Perosnnellement, je ne suis pas très satisfait de la fin (enfin la critique finale) mais je ne trouve pas comment l'améliorer (idées bienvenues :innocent: ). Tous les commentaires (constructifs) font plaisir, alors n'hésitez pas.
Sur ce, bonne lecture à vous.


C’était une tour, élancée et majestueuse, qui se dressait au sommet d’une grande île ; et sans son sommet de verre et d’acier, on aurait pu la prendre pour un volcan avec son panache de fumée. Elle s’étalait sur un pic rocheux – et faisait corps avec la masse de granit. Ce granit était d’une solidité à toute épreuve, et conférait à l’édifice des fondations si stables que nul n’avait jamais craint sa chute. Des étages émaillaient le bâtiment, perturbant l’impression de continuité de l’environnement ; mais c’était quand même un beau bâtiment, et la seule vue de ses hautes flèches infligeait une humilité béate à quiconque les contemplait. Revêtue d’une chaste robe grise, la tour siégeait sur son rocher, contemplant la mer alentour avec une insolence morne.

Le dernier jour avant la mort. Après cinquante-neuf ans et trois cent soixante-quatre jours à œuvrer pour le bien de la cité, Ithîr devrait mourir. Pour le bien de tous. Son dernier acte de bienfaisance envers un peuple à qui il devait tout. Son peuple. Demain, il passerait la dernière porte, et se jetterait dans la centrale – qui brûlerait son corps et permettrait à la cité de fonctionner grâce à l’énergie libérée – comme tant d’autres avant lui, comme tant d’autres après lui. Il avait connu une vie semblable à chaque citoyen : élevé en communauté, le jeune homme avait voulu rendre service en étant un élève assidu (car c’était son devoir). A l’aube de sa quinzième année, lui et tous ceux de sa génération avaient découvert les plaisirs de l’occupation et s’étaient donnés corps et âmes à leur besogne. Après avoir expérimenté les postes d’agriculteur, de pêcheur, de balayeur, de nettoyeur, d’ouvrier et une dizaine d’autres savoirs-faire, Ithîr avait été sélectionné pour donner naissance à un futur citoyen. Les hommes et les femmes se croisaient rarement, et la Nuit du Devoir (tel était son nom) constituait un des seuls réels moments d’échanges, ceux-ci se limitant habituellement à la coexistence pure et simple.
Sa vie était alors consommée de moitié ; on l’affecta à des tâches moins exigeantes. La diversité des travaux et leur changement rythmé (à chaque anniversaire) n’entama en rien son ardeur, et c’est toujours avec dévotion qu’il devint technicien, nourrice, secrétaire, dactylo, professeur… Cette période de sa vie offrit à l’adulte qu’il était plus de contacts intergénérationnels qu’il n’en avait jamais eu (il avait toujours travaillé avec ceux qui étaient de son année). Une fois de plus, il fut choisi pour un rôle bien particulier, celui d’administrateur.

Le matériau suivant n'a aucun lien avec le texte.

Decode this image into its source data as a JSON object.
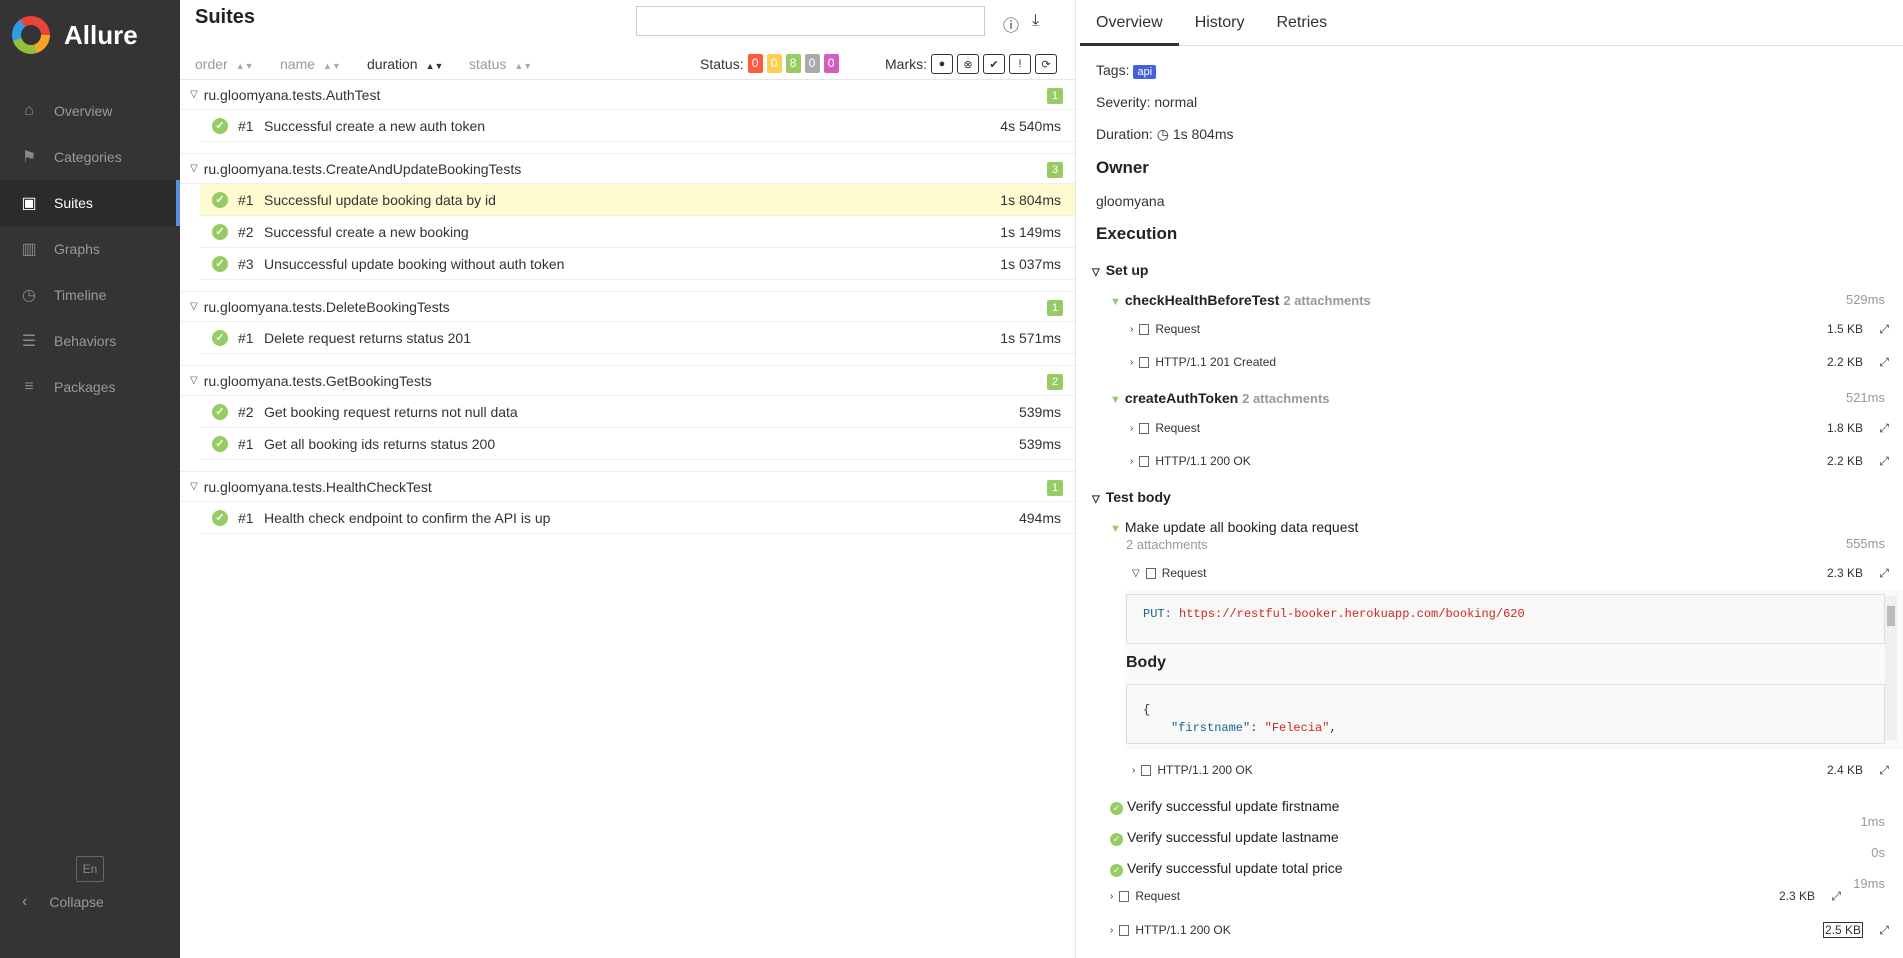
{
  "app": {
    "name": "Allure"
  },
  "sidebar": {
    "items": [
      {
        "label": "Overview",
        "icon": "home-icon"
      },
      {
        "label": "Categories",
        "icon": "flag-icon"
      },
      {
        "label": "Suites",
        "icon": "briefcase-icon",
        "active": true
      },
      {
        "label": "Graphs",
        "icon": "bar-chart-icon"
      },
      {
        "label": "Timeline",
        "icon": "clock-icon"
      },
      {
        "label": "Behaviors",
        "icon": "list-icon"
      },
      {
        "label": "Packages",
        "icon": "stack-icon"
      }
    ],
    "lang": "En",
    "collapse": "Collapse"
  },
  "suites": {
    "title": "Suites",
    "search_placeholder": "",
    "sort": {
      "order": "order",
      "name": "name",
      "duration": "duration",
      "status": "status"
    },
    "status_label": "Status:",
    "status_counts": [
      {
        "value": "0",
        "color": "#fd5a3e"
      },
      {
        "value": "0",
        "color": "#ffd050"
      },
      {
        "value": "8",
        "color": "#97cc64"
      },
      {
        "value": "0",
        "color": "#aaaaaa"
      },
      {
        "value": "0",
        "color": "#d35ebe"
      }
    ],
    "marks_label": "Marks:",
    "groups": [
      {
        "name": "ru.gloomyana.tests.AuthTest",
        "count": "1",
        "tests": [
          {
            "num": "#1",
            "name": "Successful create a new auth token",
            "duration": "4s 540ms"
          }
        ]
      },
      {
        "name": "ru.gloomyana.tests.CreateAndUpdateBookingTests",
        "count": "3",
        "tests": [
          {
            "num": "#1",
            "name": "Successful update booking data by id",
            "duration": "1s 804ms",
            "selected": true
          },
          {
            "num": "#2",
            "name": "Successful create a new booking",
            "duration": "1s 149ms"
          },
          {
            "num": "#3",
            "name": "Unsuccessful update booking without auth token",
            "duration": "1s 037ms"
          }
        ]
      },
      {
        "name": "ru.gloomyana.tests.DeleteBookingTests",
        "count": "1",
        "tests": [
          {
            "num": "#1",
            "name": "Delete request returns status 201",
            "duration": "1s 571ms"
          }
        ]
      },
      {
        "name": "ru.gloomyana.tests.GetBookingTests",
        "count": "2",
        "tests": [
          {
            "num": "#2",
            "name": "Get booking request returns not null data",
            "duration": "539ms"
          },
          {
            "num": "#1",
            "name": "Get all booking ids returns status 200",
            "duration": "539ms"
          }
        ]
      },
      {
        "name": "ru.gloomyana.tests.HealthCheckTest",
        "count": "1",
        "tests": [
          {
            "num": "#1",
            "name": "Health check endpoint to confirm the API is up",
            "duration": "494ms"
          }
        ]
      }
    ]
  },
  "detail": {
    "tabs": [
      "Overview",
      "History",
      "Retries"
    ],
    "tags_label": "Tags:",
    "tag": "api",
    "severity": "Severity: normal",
    "duration_label": "Duration:",
    "duration": "1s 804ms",
    "owner_heading": "Owner",
    "owner": "gloomyana",
    "execution_heading": "Execution",
    "setup": "Set up",
    "setup_steps": [
      {
        "name": "checkHealthBeforeTest",
        "sub": "2 attachments",
        "duration": "529ms",
        "attachments": [
          {
            "name": "Request",
            "size": "1.5 KB"
          },
          {
            "name": "HTTP/1.1 201 Created",
            "size": "2.2 KB"
          }
        ]
      },
      {
        "name": "createAuthToken",
        "sub": "2 attachments",
        "duration": "521ms",
        "attachments": [
          {
            "name": "Request",
            "size": "1.8 KB"
          },
          {
            "name": "HTTP/1.1 200 OK",
            "size": "2.2 KB"
          }
        ]
      }
    ],
    "body": "Test body",
    "body_step": {
      "name": "Make update all booking data request",
      "sub": "2 attachments",
      "duration": "555ms"
    },
    "open_attachment": {
      "name": "Request",
      "size": "2.3 KB",
      "method": "PUT:",
      "url": "https://restful-booker.herokuapp.com/booking/620",
      "body_heading": "Body",
      "brace": "{",
      "key": "\"firstname\"",
      "colon": ": ",
      "val": "\"Felecia\"",
      "comma": ","
    },
    "response_attachment": {
      "name": "HTTP/1.1 200 OK",
      "size": "2.4 KB"
    },
    "verify_steps": [
      {
        "name": "Verify successful update firstname",
        "duration": "1ms"
      },
      {
        "name": "Verify successful update lastname",
        "duration": "0s"
      },
      {
        "name": "Verify successful update total price",
        "duration": "19ms"
      }
    ],
    "bottom_attachments": [
      {
        "name": "Request",
        "size": "2.3 KB"
      },
      {
        "name": "HTTP/1.1 200 OK",
        "size": "2.5 KB"
      }
    ]
  }
}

Au nombre de cinq, ces citoyens se dévouaient pour le reste de leurs vies à régir les affaires courantes ; et rares étaient ceux qui parvenaient à se sacrifier dans la centrale, faute de survivre au quinquennat. Heureusement, leur nombre était faible et les autres (généralement professeurs ou secrétaires) réussissaient à alimenter la centrale, qui alimentait elle-même la Mère de Tous, vulgairement appelée Ève.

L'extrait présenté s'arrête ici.